I am utilizing Devin Teske's jng to create a netgraph bridge to igb1, exposing the trunked interface to the jail.  This jail only needs 1 VLAN, but I anticipate adding others later that will utilize more, and this seemed more elegant than cloning the VLAN interfaces individually.

In the jail, I am replicate the same setup as the host to access the tagged interface.

host rc.conf:
=============================
ifconfig_igb1="up"
vlans_igb1="1"
ifconfig_igb1_1="192.168.1.2 netmask 255.255.255.0"
=============================


jail rc.conf:
=============================
vlans_ng0_unifi="1"
ifconfig_ng0_unifi="up"
ifconfig_ng0_unifi_1="inet 192.168.1.3 netmask 255.255.255.0"
=============================


For this particular jail the configuration is overkill (I suppose I could just bridge to igb1.1 on the host).  But I am proving out this strategy for some of the other services that I will need to host on this machine later.  Otherwise, I will have to go back to the strategy of mangling multiple FIBs.
Comment 3 Bjoern A. Zeeb freebsd_committer 2018-11-29 11:33:29 UTC
I can probably have a quick look this evening unless anyone beats me to it.
Looking at the backtrace I have a suspicion of what's going on.
Comment 4 Jordan Boland 2018-12-04 09:03:01 UTC
Hi Bjoern & Kristof,

I wanted to provide some additional information that I have gathered today.  I have upgraded this system to 12.0-RC3 and can confirm the issue remains.  I also believe it is related to the netgraph module.  I have converted a jail to use jib and mod if_bridge/if_epair.  I can now stop the jail without experiencing the kernel panic.

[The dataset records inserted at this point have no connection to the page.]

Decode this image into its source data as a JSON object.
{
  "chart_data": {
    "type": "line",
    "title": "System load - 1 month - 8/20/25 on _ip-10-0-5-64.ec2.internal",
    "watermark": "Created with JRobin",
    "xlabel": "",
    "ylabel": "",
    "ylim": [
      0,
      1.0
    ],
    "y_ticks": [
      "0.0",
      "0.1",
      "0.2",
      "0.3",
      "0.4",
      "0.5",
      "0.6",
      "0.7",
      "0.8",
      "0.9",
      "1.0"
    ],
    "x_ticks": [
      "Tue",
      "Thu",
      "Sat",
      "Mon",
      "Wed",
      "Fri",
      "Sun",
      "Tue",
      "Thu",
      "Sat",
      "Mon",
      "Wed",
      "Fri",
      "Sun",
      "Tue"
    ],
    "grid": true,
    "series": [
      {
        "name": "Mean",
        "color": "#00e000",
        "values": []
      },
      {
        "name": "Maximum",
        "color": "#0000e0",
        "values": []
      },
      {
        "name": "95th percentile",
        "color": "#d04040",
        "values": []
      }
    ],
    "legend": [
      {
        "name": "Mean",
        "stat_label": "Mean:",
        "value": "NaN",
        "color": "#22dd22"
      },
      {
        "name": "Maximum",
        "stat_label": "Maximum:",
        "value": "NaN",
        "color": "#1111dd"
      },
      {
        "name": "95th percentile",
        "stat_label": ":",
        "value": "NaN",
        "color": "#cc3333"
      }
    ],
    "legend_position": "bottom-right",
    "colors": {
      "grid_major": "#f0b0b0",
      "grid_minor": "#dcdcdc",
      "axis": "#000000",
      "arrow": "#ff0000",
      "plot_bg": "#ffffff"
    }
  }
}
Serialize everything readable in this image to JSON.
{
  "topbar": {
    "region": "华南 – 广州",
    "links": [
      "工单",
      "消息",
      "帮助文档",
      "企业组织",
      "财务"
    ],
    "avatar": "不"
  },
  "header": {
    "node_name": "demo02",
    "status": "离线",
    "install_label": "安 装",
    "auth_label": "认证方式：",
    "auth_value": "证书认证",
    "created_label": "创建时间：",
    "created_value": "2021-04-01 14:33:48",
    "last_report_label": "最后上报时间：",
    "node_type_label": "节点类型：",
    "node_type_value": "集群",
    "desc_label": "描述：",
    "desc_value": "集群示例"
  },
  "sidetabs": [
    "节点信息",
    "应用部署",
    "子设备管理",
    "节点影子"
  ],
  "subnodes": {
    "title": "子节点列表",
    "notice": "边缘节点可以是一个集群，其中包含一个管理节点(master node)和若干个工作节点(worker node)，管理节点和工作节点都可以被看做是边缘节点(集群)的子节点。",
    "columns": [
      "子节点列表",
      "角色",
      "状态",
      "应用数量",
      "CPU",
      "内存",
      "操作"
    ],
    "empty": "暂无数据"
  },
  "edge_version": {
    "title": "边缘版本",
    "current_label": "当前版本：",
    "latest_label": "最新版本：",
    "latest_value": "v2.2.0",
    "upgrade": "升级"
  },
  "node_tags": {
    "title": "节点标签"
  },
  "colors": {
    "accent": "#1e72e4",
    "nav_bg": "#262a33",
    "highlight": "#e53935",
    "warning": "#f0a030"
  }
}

I hope this helps confirm or direct your suspicions.  Let me know if I can do any additional tests.  I will look into it further when I can, but it may be some time before I can do so, and it is entirely possible that the networking code exceeds my skill in C.

Best,

Jordan
Comment 5 Bjoern A. Zeeb freebsd_committer 2019-01-15 23:20:05 UTC
Sorry, I got side-tracked while I was looking at this.  Release it to net@ in case someone else beats me to fixing it.
Comment 6 Eugene Grosbein freebsd_committer 2019-01-16 09:11:45 UTC
This PR lack many valuable technical details. If the problem is really in netgraph, please you describe used nodes and their hooks and settings because just notice of some "jng" (whatever it is) not enough. Plain ng0 is p2p-interface and vlan is not. You should also supply any additional details that may be relevand and do not forget to show output of "ngctl list" when jail is up and running, before is panices kernel at shutdown.
Comment 7 Arne Steinkamm 2019-09-03 23:37:09 UTC
I can reproduce this panic with 12.0-RELEASE-p7 r350232 and a pretty forward out-of-the-handbook Jail setup.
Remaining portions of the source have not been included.